Just a place for me to reflect on my practice, my learning and connect with other school administrators.
Sunday, March 20, 2011
Conferencing with At-Risk Students
At some point in time, one of my fellow twitter colleagues tweeted that he was spending his day conferencing with students on the F List in his high school (and I must apologize that I cannot recall who tweeted this). This idea inspired me to do the same with my 5th graders.
I talked to teachers ahead of time about the idea and they were wholeheartedly open to the idea and thankful, because they have already been trying everything they know with these students. Before the day of conferencing I prepared a goals sheet for each student to fill out that had some questions regarding why they had an F, what were roadblocks to their success and what is their goal for the rest of the quarter. I didn't give them this until after we already had a 1:1 conversation that included each discussion point on the goals sheet. I also shared a list of Top 10 Roadblocks to Your Success in our conversation to help them identify what their roadblocks were. I opened up myself and told each student that I, myself am a procrastinator.
The common theme I found with all of these students was no surprise--they are disconnected to their learning and all but one have no parent support at home. They each seemed surprised by looking at their list of grades (for each assignment/quiz) in the subject and seemed as if they had never seen the report before. Now, I know that their teachers print these out and send them home, but with all they have on their plates, they're expecting the parents to review them with their child. So, note to self--we need to be having these conversations with our at-risk students and not count on the conversation to come from home. In one case I also learned details about a difficult home life for one student that we weren't previously aware that made his behaviors make much more sense to us.
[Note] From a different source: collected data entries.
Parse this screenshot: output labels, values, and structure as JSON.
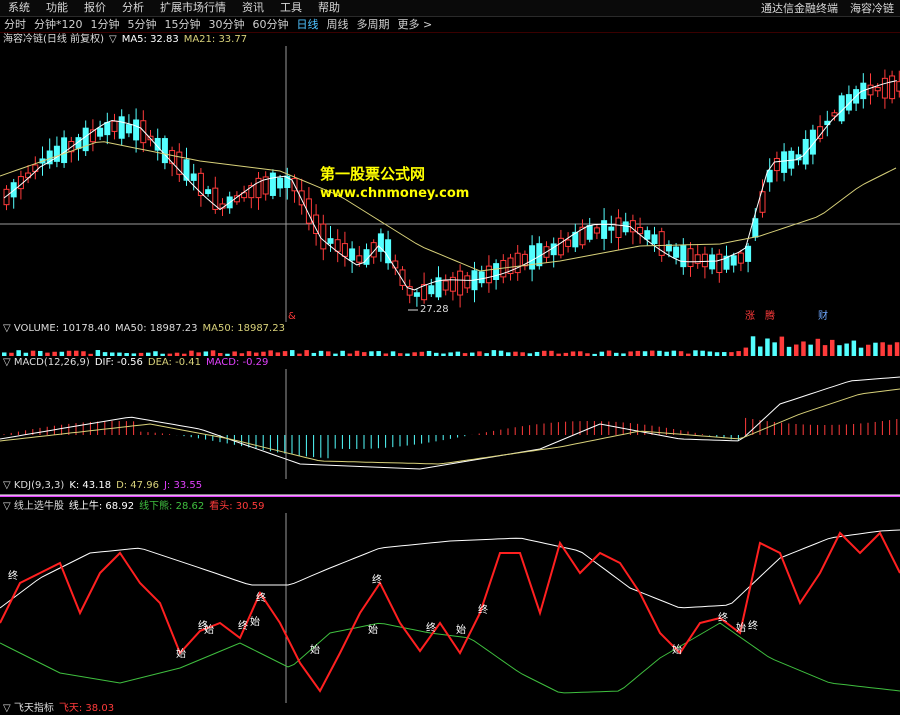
{
  "menu": {
    "items": [
      "系统",
      "功能",
      "报价",
      "分析",
      "扩展市场行情",
      "资讯",
      "工具",
      "帮助"
    ],
    "right": [
      "通达信金融终端",
      "海容冷链"
    ]
  },
  "periods": {
    "items": [
      "分时",
      "分钟*120",
      "1分钟",
      "5分钟",
      "15分钟",
      "30分钟",
      "60分钟",
      "日线",
      "周线",
      "多周期",
      "更多 >"
    ],
    "active": "日线"
  },
  "main_panel": {
    "title": "海容冷链(日线 前复权)",
    "indicator_marker": "▽",
    "ma5": "MA5: 32.83",
    "ma21": "MA21: 33.77",
    "low_label": "27.28",
    "bottom_marks": [
      "涨",
      "腾",
      "财"
    ],
    "left_mark": "&"
  },
  "volume_panel": {
    "title": "▽ VOLUME: 10178.40",
    "ma1": "MA50: 18987.23",
    "ma2": "MA50: 18987.23"
  },
  "macd_panel": {
    "title": "▽ MACD(12,26,9)",
    "dif": "DIF: -0.56",
    "dea": "DEA: -0.41",
    "macd": "MACD: -0.29"
  },
  "kdj_panel": {
    "title": "▽ KDJ(9,3,3)",
    "k": "K: 43.18",
    "d": "D: 47.96",
    "j": "J: 33.55"
  },
  "line_panel": {
    "title": "▽ 线上选牛股",
    "up": "线上牛: 68.92",
    "down": "线下熊: 28.62",
    "head": "看头: 30.59",
    "marks_end": "终",
    "marks_start": "始"
  },
  "fly_panel": {
    "title": "▽ 飞天指标",
    "value": "飞天: 38.03"
  },
  "watermark": {
    "title": "第一股票公式网",
    "url": "www.chnmoney.com"
  },
  "colors": {
    "up": "#ff3b3b",
    "down": "#54ffff",
    "ma5": "#ffffff",
    "ma21": "#d8d17a",
    "accent": "#4fc3ff",
    "watermark": "#ffff00"
  }
}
At the end of each student conference, we signed their goals sheet together and stapled it with their grade printouts to a parent letter explaining our conference. Each student went home that night and returned the letter with a parent signature the following day. By the end of the day, I didn't know if these conferences would make a difference. When asked by their teachers about their meeting with me the replies consisted of shoulder shrugs and nonchallant replies like, "I don't know, my grades or something." One strong reply was, "I wish we had Principal *White* back, she was nice to me." But you know what, my interactions with each of these students throughout the remainder of the week were them boasting to me about their recent grade on a test or getting an assignment in on time! two of these students have showed no care for school in quite some time and they both high fived me over their recent test grades!